Stacy Tolman of Providence (1860-1935):
From 1889 Tolman was a teacher at the Rhode Island School of Design, head of the dept. of drawing and painting there until 1905, thereafter teaching the anatomy class. He had his studio in the Fleur de Lys building in Providence from 1895.
The Etcher (c.1887-90), Stacy Tolman of Providence. The man depicted is the printmaker William Henry Warren Bicknell, friend and fellow student:
The Musicale (c.1887), Stacy Tolman of Providence:
Yard View, Providence (undated), Stacy Tolman of Providence:
The Interlude (1890), Stacy Tolman of Providence:
This evokes several Lovecraft stories such as “The Terrible Old Man”, “The Music of Erich Zann”, and “Hypnos”.

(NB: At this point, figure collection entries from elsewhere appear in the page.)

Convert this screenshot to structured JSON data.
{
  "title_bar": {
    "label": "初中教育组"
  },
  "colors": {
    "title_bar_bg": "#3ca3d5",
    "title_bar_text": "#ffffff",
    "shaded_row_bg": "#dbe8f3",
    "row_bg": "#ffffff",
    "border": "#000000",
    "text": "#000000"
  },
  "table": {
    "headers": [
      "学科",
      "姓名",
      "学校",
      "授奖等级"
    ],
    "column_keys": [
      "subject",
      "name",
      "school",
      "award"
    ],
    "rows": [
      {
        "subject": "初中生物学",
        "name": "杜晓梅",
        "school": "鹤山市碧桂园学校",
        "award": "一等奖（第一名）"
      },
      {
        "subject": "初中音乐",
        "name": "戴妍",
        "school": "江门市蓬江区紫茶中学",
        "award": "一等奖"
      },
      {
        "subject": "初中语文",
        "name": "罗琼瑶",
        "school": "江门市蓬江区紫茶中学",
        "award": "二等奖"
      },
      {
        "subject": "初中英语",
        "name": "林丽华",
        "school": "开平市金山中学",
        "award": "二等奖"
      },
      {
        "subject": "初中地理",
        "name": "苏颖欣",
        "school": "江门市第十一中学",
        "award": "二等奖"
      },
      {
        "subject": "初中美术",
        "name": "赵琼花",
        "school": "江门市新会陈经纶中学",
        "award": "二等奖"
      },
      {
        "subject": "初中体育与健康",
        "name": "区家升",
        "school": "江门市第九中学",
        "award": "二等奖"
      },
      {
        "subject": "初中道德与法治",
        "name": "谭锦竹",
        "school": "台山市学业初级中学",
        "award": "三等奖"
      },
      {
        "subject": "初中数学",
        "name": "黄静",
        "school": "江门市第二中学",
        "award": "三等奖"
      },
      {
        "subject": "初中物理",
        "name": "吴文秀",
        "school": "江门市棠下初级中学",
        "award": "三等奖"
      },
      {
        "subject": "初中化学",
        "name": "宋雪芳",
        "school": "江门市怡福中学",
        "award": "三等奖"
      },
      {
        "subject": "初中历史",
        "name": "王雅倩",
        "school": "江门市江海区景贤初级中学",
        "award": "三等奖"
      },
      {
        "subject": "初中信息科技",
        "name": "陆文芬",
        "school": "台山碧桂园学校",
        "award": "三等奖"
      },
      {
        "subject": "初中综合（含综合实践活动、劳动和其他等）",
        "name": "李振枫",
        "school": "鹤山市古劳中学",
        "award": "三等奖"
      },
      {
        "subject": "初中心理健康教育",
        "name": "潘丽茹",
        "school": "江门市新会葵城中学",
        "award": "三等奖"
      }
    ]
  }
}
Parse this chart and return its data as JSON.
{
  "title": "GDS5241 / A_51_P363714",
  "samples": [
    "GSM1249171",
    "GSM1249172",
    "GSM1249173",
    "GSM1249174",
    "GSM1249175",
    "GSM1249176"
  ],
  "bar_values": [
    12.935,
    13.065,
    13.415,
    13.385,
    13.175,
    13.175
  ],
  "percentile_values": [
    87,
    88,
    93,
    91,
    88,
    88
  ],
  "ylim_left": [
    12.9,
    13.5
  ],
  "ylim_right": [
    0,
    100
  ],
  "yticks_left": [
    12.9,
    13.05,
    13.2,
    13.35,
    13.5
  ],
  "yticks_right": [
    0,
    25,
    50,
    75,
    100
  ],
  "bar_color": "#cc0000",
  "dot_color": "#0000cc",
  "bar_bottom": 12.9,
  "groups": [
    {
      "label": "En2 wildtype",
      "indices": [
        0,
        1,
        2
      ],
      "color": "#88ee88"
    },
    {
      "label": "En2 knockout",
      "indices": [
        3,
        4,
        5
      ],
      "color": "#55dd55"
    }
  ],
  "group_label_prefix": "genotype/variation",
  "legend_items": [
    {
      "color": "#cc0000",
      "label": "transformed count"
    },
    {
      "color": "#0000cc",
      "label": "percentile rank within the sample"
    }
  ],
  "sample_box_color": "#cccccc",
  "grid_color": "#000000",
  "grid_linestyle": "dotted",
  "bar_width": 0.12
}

His late work, presumably in the 1920s, apparently showed the evidence of impressionism. One presumes that toward the end of his life Providence gave Tolman a major retrospective exhibition, which Lovecraft would have likely seen (unless he was away in New York at that point). I can’t find one, but there was a 1935 list catalogue for a Memorial Exhibition of Paintings, Drawings and Etchings by Stacy Tolman.
It is quite probable he was a teacher of Lovecraft’s Providence correspondent (and probable local friend) Frederick Allen Wesley, who studied at the Rhode Island School of Design as evidenced by the 1903 yearbook (and probably also studied there in later years)…
There is an ink drawing of Wesley by Tolman, not yet available online…
Rhode Island Historical Society–Graphics Dept.:
ACCESS RESTRICTED. APPOINTMENT REQUIRED
1. Ink drawing, “Frederick Allen Wesley” (call# Graphics XXB Painting T652 1)
Given this, one wonders if Lovecraft’s friend Wesley was the model for the artist in “The Call of Cthulhu”…
“who had latterly been studying sculpture at the Rhode Island School of Design and living alone at the Fleur-de-Lys Building near that institution. Wilcox was a precocious youth of known genius but great eccentricity”
Note that the last “A.W.” initials of Henry Anthony Wilcox are the same as those of Frederick A. Wesley, and that Lovecraft has a tendency to slip his friends into his stories.
One wonders if the Tolman portrait of Wesley will show something of Lovecraft’s description of Wilcox in “The Call of Cthulhu” as a…
“thin, dark young man of neurotic and excited aspect”
Ralph Davol, “An Appreciation of Stacey Tolman“, Brush and Pencil, an illustrated magazine of the arts today, Vol.7, Dec. 1900, pp. 163-172.
John. I.H. Baur, “A Painter of Painters: Stacy Tolman”, American Art Journal, Jan 1979, pp.37-48. 14 illustrations.